Image is everything: interpretation and identity in tango

Friend: “Did you dance with the guy who just walks all the time? I was like COME ON!!! DO something!”

***

As should probably be evident by now: I’m dancing tango because I love the music. So I’m thinking a lot about what we define as “musical dancing”, and lately also what we define as “dynamic dancing”. In classical music interpretation, a central part of what we call dynamics is volume levels and the variation of these. It’s immensely important. And it’s the changes and nuances that make it interesting.

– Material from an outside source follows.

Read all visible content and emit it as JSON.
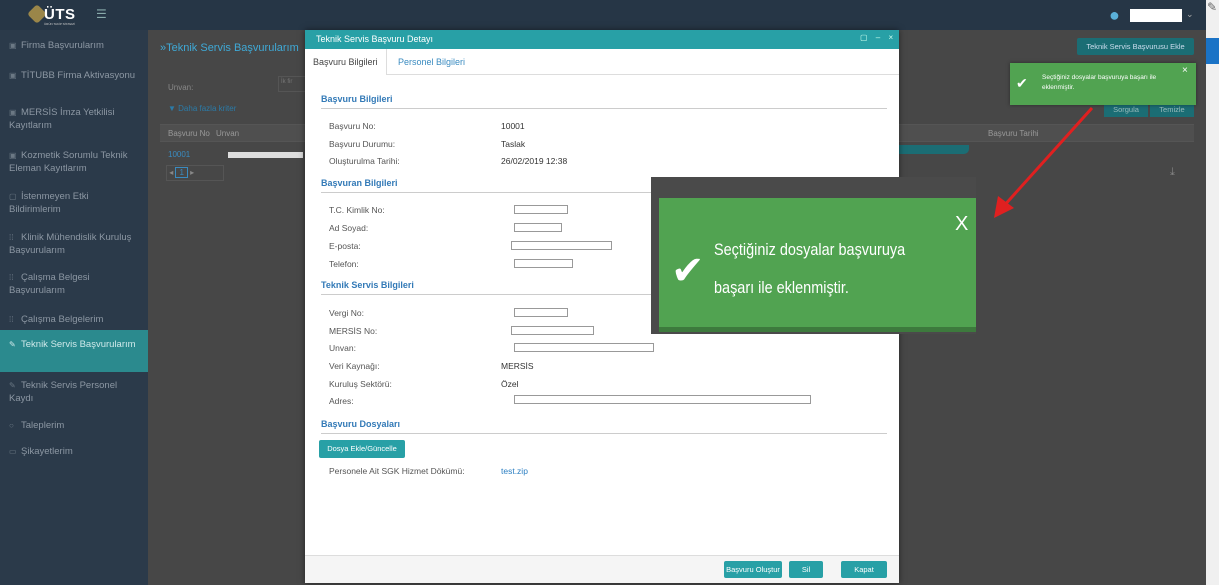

In tango, I don’t necessarily see this so much. Yes, musicality is becoming a popular topic, but it feels like it’s intertwined with something else: personality - not only who we are, but also who we’d like to be. I think many of us try to identify with something, like a technique or interpretation style, or a professional we admire. Sometimes, we’ll even identify with a lifestyle, an image - for instance the milonguero, representing the history and the códigos and the floorcraft; or the marathoner, young and vital and in opposition to rules.

One variation of this could be trying to be something by not being something else:

“That guy who stands still all the time, trying to be interesting? Pffft, his dancing looks really boring! I don’t want to be boring, so I’ll just do lots of big stuff all the time.” “That guy who does all that big stuff all the time, trying to be cool? He looks really violent and dangerous on the pista… I don’t want to be violent, so I’ll just walk. But only with small steps. Or even better, just stand still.”




Do we actually use musical interpretation to define our tango identity? And if so, what happens to the dynamic opportunities that lie in the music itself? Do we choose the dance dynamics we think look best, but forgetting the musical dynamics?

We’re dancing in a goody bag of musical possibilities: from the lightest, most delicate Fresedo to the most solid, reliably grounded Canaro, from the sweepingly romantic Caló to the energetically playful D’Arienzo. The fast dryness of Di Sarli anno 1929 is totally different from the broad royalty of Di Sarli anno 1958. So why not explore a bigger range of dynamic qualities to interpret the different orchestras and their periods more differently?

In my opinion, minimalist shouldn’t mean absence of energy or lack of expression. And, oppositely: fast and big doesn’t equal dynamic. To be truly dynamic dancers, we need to use more than one gear on our tango car.